Looking back at the Saints schedule, the opponent's records combined were 97-127, 30 games under .500.
Early in Week Two, the Saints faced an early season Eagles team that has since revitalized itself and proven to be a competitor.
Although the victory was dominating (the Saints won 48-22) the Eagles are not the same team they showed to be in September.
They played the New England Patriots, whom are not the same Patriots from years past, and decidedly beat them 38-17.
Despite an impressive victory, they nearly lost the next two games against Atlanta and Washington—the evidence that the offense wasn't as consistent as they were early in the season.
And lastly, they played the Dallas Cowboys who were on the rebound and heating up at the right time, and lost...at home.
The rest of the schedule provided an array of teams that were either squeaking into the playoffs or jockeying for draft position.
Together these opponents compiled a record of (24-72).
These teams provided the Saints with eight easy victories—pretty hard not to make the playoffs with that considered.
In the games against competitive teams, and those jockeying for playoff positions, the Saints' average margin of victory was 15, not quite the dominating margin stats and records would lead you to believe.
Consider that in weeks 10 and 13, the saints barely escaped St. Louis and Washington with victories averaging a margin of four points with the two opponents going 5-27 combined.

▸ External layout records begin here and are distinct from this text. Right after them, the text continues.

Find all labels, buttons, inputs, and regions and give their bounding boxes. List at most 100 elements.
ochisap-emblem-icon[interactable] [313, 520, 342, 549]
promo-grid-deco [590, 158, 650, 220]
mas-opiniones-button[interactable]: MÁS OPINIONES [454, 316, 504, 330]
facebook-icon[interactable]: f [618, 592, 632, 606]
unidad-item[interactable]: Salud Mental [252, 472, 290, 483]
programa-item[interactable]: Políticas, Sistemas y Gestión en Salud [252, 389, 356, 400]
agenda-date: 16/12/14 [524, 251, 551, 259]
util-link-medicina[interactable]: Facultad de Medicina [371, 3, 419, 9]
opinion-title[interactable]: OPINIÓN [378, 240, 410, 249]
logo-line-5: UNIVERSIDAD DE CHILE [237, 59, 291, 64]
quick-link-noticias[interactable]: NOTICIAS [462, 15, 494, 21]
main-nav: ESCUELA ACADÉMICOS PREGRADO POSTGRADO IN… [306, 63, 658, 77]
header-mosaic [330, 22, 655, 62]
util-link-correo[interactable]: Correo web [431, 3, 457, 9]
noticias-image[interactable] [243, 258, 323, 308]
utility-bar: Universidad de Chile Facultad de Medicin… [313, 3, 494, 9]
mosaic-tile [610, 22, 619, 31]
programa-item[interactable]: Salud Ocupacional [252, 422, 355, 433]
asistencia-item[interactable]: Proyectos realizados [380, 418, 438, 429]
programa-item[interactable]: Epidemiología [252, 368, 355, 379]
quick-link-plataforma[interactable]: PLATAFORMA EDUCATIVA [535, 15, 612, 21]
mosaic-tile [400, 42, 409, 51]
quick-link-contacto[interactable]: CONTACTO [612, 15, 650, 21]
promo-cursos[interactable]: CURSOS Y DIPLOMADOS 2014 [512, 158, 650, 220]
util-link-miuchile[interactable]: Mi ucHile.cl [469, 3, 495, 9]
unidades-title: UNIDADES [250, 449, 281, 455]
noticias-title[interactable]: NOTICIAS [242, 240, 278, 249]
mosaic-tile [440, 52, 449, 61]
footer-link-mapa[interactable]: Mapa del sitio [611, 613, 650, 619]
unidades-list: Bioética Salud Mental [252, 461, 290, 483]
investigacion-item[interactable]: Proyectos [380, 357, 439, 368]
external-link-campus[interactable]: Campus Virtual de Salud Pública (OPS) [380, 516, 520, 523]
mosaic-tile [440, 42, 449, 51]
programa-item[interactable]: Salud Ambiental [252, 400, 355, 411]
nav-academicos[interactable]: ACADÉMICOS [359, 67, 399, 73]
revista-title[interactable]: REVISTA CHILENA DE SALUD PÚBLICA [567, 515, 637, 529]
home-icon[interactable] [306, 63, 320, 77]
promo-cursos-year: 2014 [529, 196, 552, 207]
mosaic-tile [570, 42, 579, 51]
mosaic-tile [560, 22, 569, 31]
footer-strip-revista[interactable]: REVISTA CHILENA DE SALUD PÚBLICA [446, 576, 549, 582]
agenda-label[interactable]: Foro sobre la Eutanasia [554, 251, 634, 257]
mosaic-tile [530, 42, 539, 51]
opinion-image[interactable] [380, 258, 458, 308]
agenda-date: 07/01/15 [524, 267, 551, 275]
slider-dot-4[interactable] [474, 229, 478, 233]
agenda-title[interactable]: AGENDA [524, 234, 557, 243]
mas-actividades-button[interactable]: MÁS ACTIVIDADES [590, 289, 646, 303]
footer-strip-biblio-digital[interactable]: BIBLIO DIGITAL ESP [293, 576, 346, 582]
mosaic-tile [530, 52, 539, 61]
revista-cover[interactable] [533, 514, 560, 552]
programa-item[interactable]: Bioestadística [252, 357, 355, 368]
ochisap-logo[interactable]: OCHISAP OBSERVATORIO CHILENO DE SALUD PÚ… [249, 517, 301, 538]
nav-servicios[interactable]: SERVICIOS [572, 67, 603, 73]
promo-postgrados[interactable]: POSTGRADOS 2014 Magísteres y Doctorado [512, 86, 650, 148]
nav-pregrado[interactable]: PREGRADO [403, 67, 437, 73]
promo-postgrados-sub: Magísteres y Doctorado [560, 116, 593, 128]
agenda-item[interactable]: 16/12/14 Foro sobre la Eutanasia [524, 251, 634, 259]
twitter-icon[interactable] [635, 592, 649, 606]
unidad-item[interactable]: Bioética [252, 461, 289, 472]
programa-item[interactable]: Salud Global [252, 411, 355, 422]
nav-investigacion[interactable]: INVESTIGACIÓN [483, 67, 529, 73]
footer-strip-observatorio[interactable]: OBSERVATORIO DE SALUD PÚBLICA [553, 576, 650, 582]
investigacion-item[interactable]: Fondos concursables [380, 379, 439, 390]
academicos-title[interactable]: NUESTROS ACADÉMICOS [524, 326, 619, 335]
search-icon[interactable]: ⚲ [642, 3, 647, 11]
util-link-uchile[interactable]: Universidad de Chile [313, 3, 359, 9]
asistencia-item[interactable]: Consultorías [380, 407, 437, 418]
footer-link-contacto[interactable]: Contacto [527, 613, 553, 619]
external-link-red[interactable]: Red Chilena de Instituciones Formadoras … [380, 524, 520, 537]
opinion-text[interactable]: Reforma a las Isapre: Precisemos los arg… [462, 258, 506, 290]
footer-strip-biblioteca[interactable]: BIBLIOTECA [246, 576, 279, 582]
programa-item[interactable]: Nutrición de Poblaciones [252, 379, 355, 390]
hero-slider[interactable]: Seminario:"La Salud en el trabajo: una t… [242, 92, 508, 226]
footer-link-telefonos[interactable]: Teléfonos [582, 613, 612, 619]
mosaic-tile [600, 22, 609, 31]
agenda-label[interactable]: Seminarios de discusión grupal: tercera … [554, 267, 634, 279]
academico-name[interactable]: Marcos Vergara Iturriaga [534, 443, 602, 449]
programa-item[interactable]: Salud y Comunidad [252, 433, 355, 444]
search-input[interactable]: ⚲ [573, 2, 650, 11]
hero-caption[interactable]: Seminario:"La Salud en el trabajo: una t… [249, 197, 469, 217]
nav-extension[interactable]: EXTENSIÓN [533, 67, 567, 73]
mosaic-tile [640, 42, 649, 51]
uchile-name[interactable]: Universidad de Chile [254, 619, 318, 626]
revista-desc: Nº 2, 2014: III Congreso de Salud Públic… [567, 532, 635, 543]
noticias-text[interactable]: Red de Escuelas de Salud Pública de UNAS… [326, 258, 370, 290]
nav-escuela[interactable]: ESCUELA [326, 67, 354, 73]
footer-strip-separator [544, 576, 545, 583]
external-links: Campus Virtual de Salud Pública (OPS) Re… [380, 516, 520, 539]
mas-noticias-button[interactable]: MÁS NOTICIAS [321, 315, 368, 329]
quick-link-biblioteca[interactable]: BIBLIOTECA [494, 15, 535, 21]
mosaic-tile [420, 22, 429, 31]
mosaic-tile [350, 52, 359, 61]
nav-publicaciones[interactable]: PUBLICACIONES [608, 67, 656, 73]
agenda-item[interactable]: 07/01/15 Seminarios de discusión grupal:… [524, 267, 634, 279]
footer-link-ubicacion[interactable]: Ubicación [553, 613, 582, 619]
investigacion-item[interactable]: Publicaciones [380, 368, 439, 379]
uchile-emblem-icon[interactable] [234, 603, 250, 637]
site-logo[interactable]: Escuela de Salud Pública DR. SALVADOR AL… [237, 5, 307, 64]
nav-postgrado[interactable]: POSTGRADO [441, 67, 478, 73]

From week 10 onward the Saints were not the steamroller that they were in the first half of the season as they won by an average of 12.6 points before dropping the last three games, in which Brees and co. played against Dallas and Tampa Bay.
Outside of the numbers, this team has become more exposed to defensive coordinators and seems to have become tunnel visioned on their game day approach.
It seems that if you examine the schedule, the Saints let their guard down against teams they feel are not on their level. They can't afford that in the second season.
At this point in time the NFC is wide open for any of the playoff teams to seriously make a run to the Superbowl.
The Saints also have some issues that need addressing, namely defense.
We all know the Saints can score, they rank number one in total offensive yards per game.
However, on the defensive side of the ball, the Saints rank 25th overall. Specifically, 21st against the run and 26th against the pass.
The teams in the NFC playoff race consist of teams whom rank in the top 10 against the run and pass, with the exception of Arizona contending from the weak West division.
Green Bay ranks first against the run, averaging 83.3 yards per game, followed by the Vikings in second, Dallas in fourth, and Philadelphia in ninth.
The Saints cannot afford to become a pass only team against any of the above mentioned. The ability to run must be established because without that, Drew Brees becomes average.
Simply put, I just don't see the dots connecting for New Orleans.
The schedule they had due to the past two seasons being under .500 has given them a false sense of security, and that will cost them in the playoffs.